She glanced in, saw the sedan was packed with kids. She didn't care to count the number. They were all screaming or crying at a decibel that put the panic button in the shade.

«Oh, bloody, buggering hell.» It was one of Roarke's favorites, and seemed most appropriate. «I didn't kill anybody. She fainted. I'm the police. Look.» She held her badge to the window.

Inside the weeping and wailing continued unabated. On the ground, the cabbie, obviously dazed, struggled to pull herself from un­der her opponent.

«I barely tapped her.» New York was so thick in her voice an air-jack wouldn't have dented it. Eve felt immediate kinship. «And you saw, you saw, she started beating on my ride. And she shoved me first. You saw.»

«Yeah, yeah, yeah.»

«She clocked you good. You're coming up a bruise there. Damn tourists. Hey, you kids, button it. Your old lady's fine. Slam the lie down, now!»

The screams subsided to wet whimpers.

«Nice job,» Eve commented.

«Got two of my own.» The cabbie rubbed her bruised ass, shrugged «You just gotta know how to handle them.»

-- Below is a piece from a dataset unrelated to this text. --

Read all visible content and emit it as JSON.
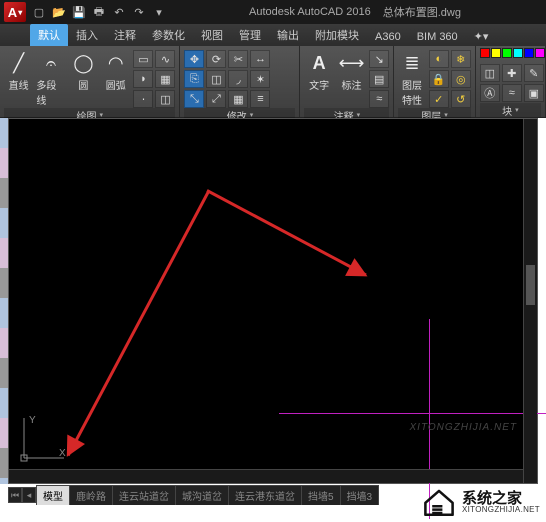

They stood a moment, studying the now moaning woman, as the hysteria of horns and voices raged around them. Two uniforms hot­footed it through people, through vehicles. Eve held up her badge.

«Fender bump. Cab against rental. No visible vehicular damage.»

«What's with her?» one of the uniforms asked, nodding toward the woman who attempted to sit up.

«Got herself worked up, took a swing at me, passed out.»

«You want we should take her in for assaulting an officer?»

«Hell, no. Just haul her up, load her in, and get her the hell out of here. She makes any noises about the bump, or pressing charges, then you tell her she pushes it, she's going to spend Thanksgiving in a cage. Assault with a damn purse.»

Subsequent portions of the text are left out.